A new analysis shifts the lens on Pakistan’s corruption crisis, framing it not as ethical failure but as a structural economic wrecking ball. Public investment reviews reveal how graft distorts costs, procurement, and project viability on a massive scale.
Mega-projects serve as ground zero. Heavy capital, tangled contracts, and oversight concentrated in fragile networks breed predictable rot. The disconnect between accountability tools and political power structures turns corruption into a baked-in feature.

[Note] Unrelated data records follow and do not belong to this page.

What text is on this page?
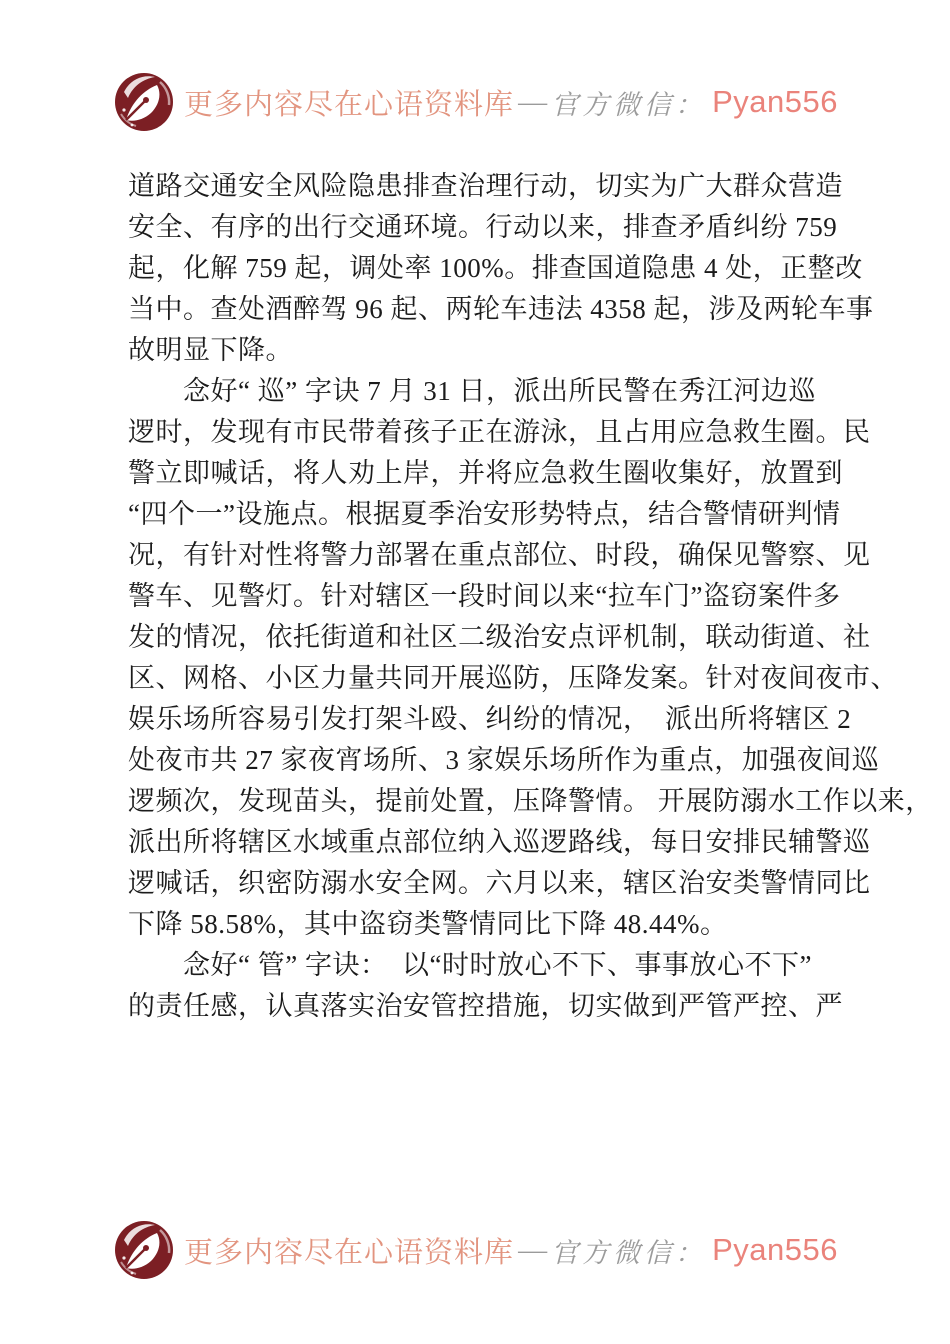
更多内容尽在心语资料库 — 官方微信： Pyan556
道路交通安全风险隐患排查治理行动，切实为广大群众营造
安全、有序的出行交通环境。行动以来，排查矛盾纠纷 759
起，化解 759 起，调处率 100%。排查国道隐患 4 处，正整改
当中。查处酒醉驾 96 起、两轮车违法 4358 起，涉及两轮车事
故明显下降。
　　念好“ 巡” 字诀 7 月 31 日，派出所民警在秀江河边巡
逻时，发现有市民带着孩子正在游泳，且占用应急救生圈。民
警立即喊话，将人劝上岸，并将应急救生圈收集好，放置到
“四个一”设施点。根据夏季治安形势特点，结合警情研判情
况，有针对性将警力部署在重点部位、时段，确保见警察、见
警车、见警灯。针对辖区一段时间以来“拉车门”盗窃案件多
发的情况，依托街道和社区二级治安点评机制，联动街道、社
区、网格、小区力量共同开展巡防，压降发案。针对夜间夜市、
娱乐场所容易引发打架斗殴、纠纷的情况，  派出所将辖区 2
处夜市共 27 家夜宵场所、3 家娱乐场所作为重点，加强夜间巡
逻频次，发现苗头，提前处置，压降警情。 开展防溺水工作以来，
派出所将辖区水域重点部位纳入巡逻路线，每日安排民辅警巡
逻喊话，织密防溺水安全网。六月以来，辖区治安类警情同比
下降 58.58%，其中盗窃类警情同比下降 48.44%。
　　念好“ 管” 字诀：  以“时时放心不下、事事放心不下”
的责任感，认真落实治安管控措施，切实做到严管严控、严
更多内容尽在心语资料库 — 官方微信： Pyan556
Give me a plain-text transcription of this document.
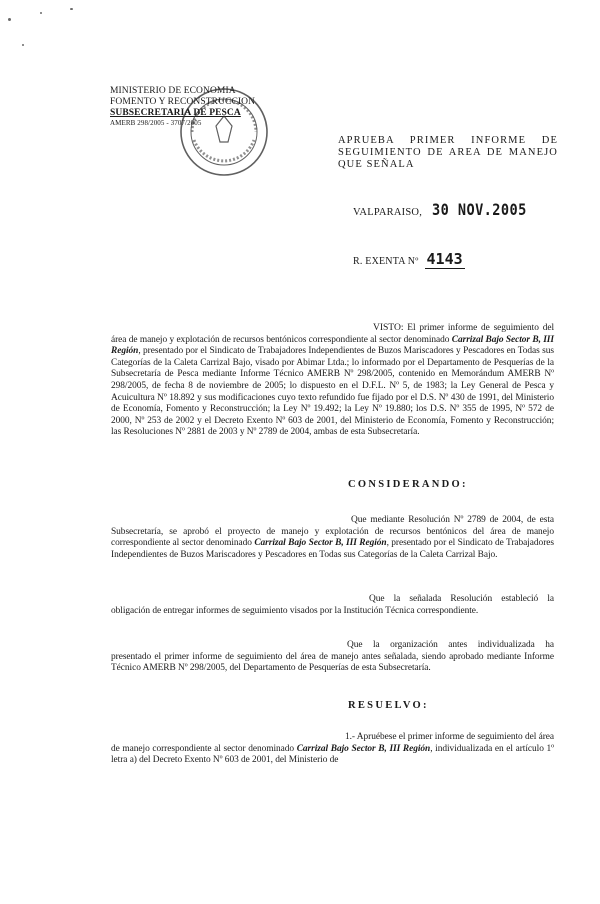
MINISTERIO DE ECONOMIA
FOMENTO Y RECONSTRUCCION
SUBSECRETARIA DE PESCA
AMERB 298/2005 - 3707/2005
APRUEBA PRIMER INFORME DE SEGUIMIENTO DE AREA DE MANEJO QUE SEÑALA
VALPARAISO, 30 NOV.2005
R. EXENTA Nº 4143
VISTO: El primer informe de seguimiento del área de manejo y explotación de recursos bentónicos correspondiente al sector denominado Carrizal Bajo Sector B, III Región, presentado por el Sindicato de Trabajadores Independientes de Buzos Mariscadores y Pescadores en Todas sus Categorías de la Caleta Carrizal Bajo, visado por Abimar Ltda.; lo informado por el Departamento de Pesquerías de la Subsecretaría de Pesca mediante Informe Técnico AMERB Nº 298/2005, contenido en Memorándum AMERB Nº 298/2005, de fecha 8 de noviembre de 2005; lo dispuesto en el D.F.L. Nº 5, de 1983; la Ley General de Pesca y Acuicultura Nº 18.892 y sus modificaciones cuyo texto refundido fue fijado por el D.S. Nº 430 de 1991, del Ministerio de Economía, Fomento y Reconstrucción; la Ley Nº 19.492; la Ley Nº 19.880; los D.S. Nº 355 de 1995, Nº 572 de 2000, Nº 253 de 2002 y el Decreto Exento Nº 603 de 2001, del Ministerio de Economía, Fomento y Reconstrucción; las Resoluciones Nº 2881 de 2003 y Nº 2789 de 2004, ambas de esta Subsecretaría.
CONSIDERANDO:
Que mediante Resolución Nº 2789 de 2004, de esta Subsecretaría, se aprobó el proyecto de manejo y explotación de recursos bentónicos del área de manejo correspondiente al sector denominado Carrizal Bajo Sector B, III Región, presentado por el Sindicato de Trabajadores Independientes de Buzos Mariscadores y Pescadores en Todas sus Categorías de la Caleta Carrizal Bajo.
Que la señalada Resolución estableció la obligación de entregar informes de seguimiento visados por la Institución Técnica correspondiente.
Que la organización antes individualizada ha presentado el primer informe de seguimiento del área de manejo antes señalada, siendo aprobado mediante Informe Técnico AMERB Nº 298/2005, del Departamento de Pesquerías de esta Subsecretaría.
RESUELVO:
1.- Apruébese el primer informe de seguimiento del área de manejo correspondiente al sector denominado Carrizal Bajo Sector B, III Región, individualizada en el artículo 1º letra a) del Decreto Exento Nº 603 de 2001, del Ministerio de
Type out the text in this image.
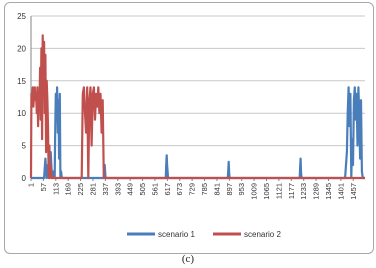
0
5
10
15
20
25
1 57 113 169 225 281 337 393 449 505 561 617 673 729 785 841 897 953 1009 1065 1121 1177 1233 1289 1345 1401 1457
scenario 1	scenario 2
(c)
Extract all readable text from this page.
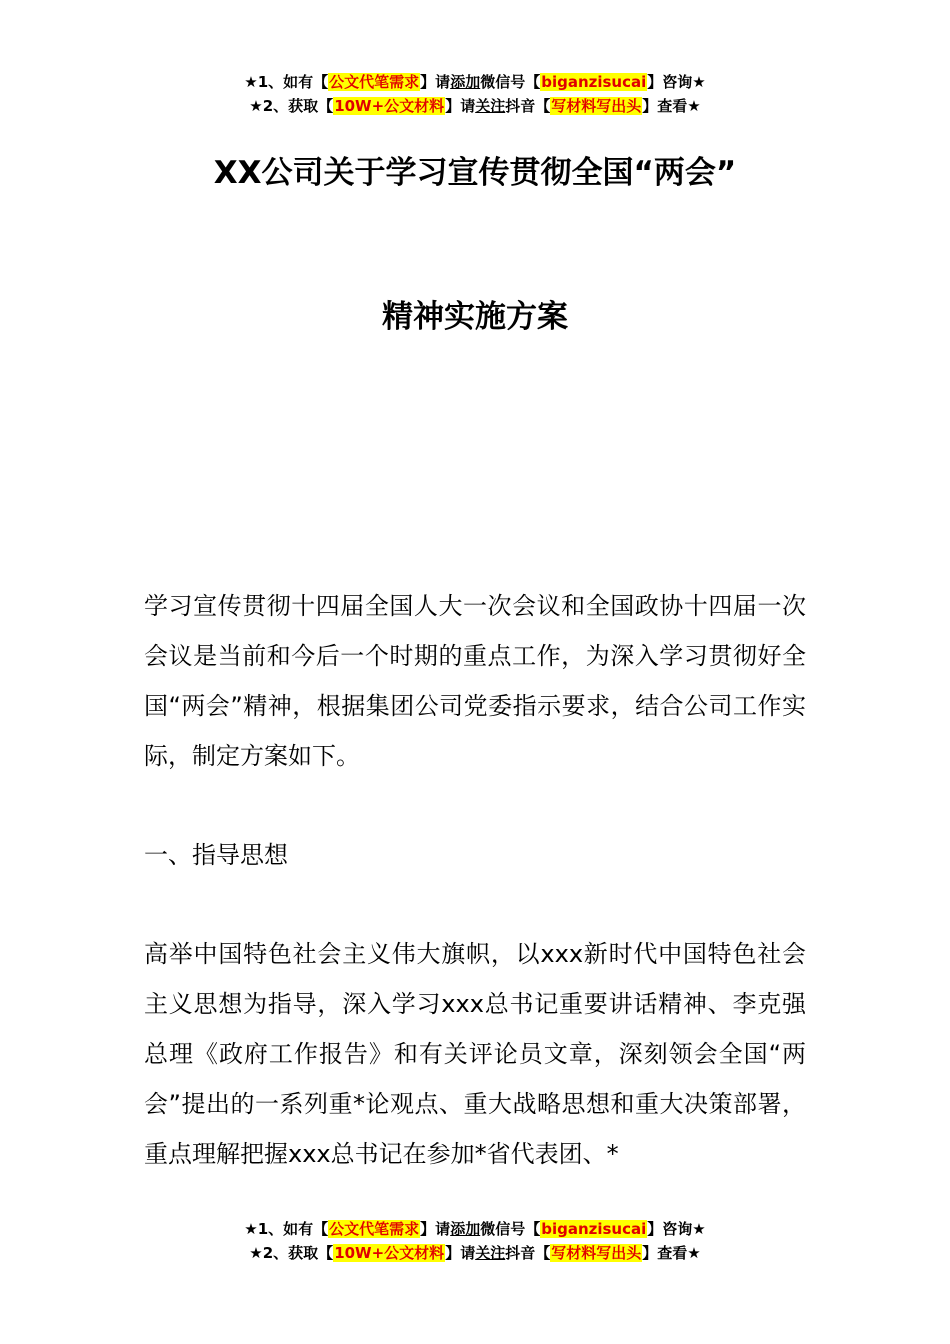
★1、如有【公文代笔需求】请添加微信号【biganzisucai】咨询★
★2、获取【10W+公文材料】请关注抖音【写材料写出头】查看★
XX公司关于学习宣传贯彻全国“两会”
精神实施方案

学习宣传贯彻十四届全国人大一次会议和全国政协十四届一次会议是当前和今后一个时期的重点工作，为深入学习贯彻好全国“两会”精神，根据集团公司党委指示要求，结合公司工作实际，制定方案如下。

一、指导思想

高举中国特色社会主义伟大旗帜，以xxx新时代中国特色社会主义思想为指导，深入学习xxx总书记重要讲话精神、李克强总理《政府工作报告》和有关评论员文章，深刻领会全国“两会”提出的一系列重*论观点、重大战略思想和重大决策部署，重点理解把握xxx总书记在参加*省代表团、*

★1、如有【公文代笔需求】请添加微信号【biganzisucai】咨询★
★2、获取【10W+公文材料】请关注抖音【写材料写出头】查看★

Procurement laws and audits exist, yet they navigate an elite-driven arena of backroom deals and cherry-picked enforcement. True compliance falters; accountability hinges on politics, not law.
Investors feel the chill. Ballooning costs, chronic delays, and mid-stream contract tweaks erode trust in Pakistan’s legal framework. Lenders warn of mounting state debts and fiscal fragility amid recurring economic bailouts.
In a country perennially on IMF life support, this instability hikes debt servicing and repels capital. Citizens bear the brunt as development funds dwindle.
Worse, infrastructure becomes a volatility engine, not a growth driver. Global partners hesitate, citing execution risks and contract fragility. Breaking this cycle demands redesigning governance from the ground up, prioritizing transparent systems over patronage networks.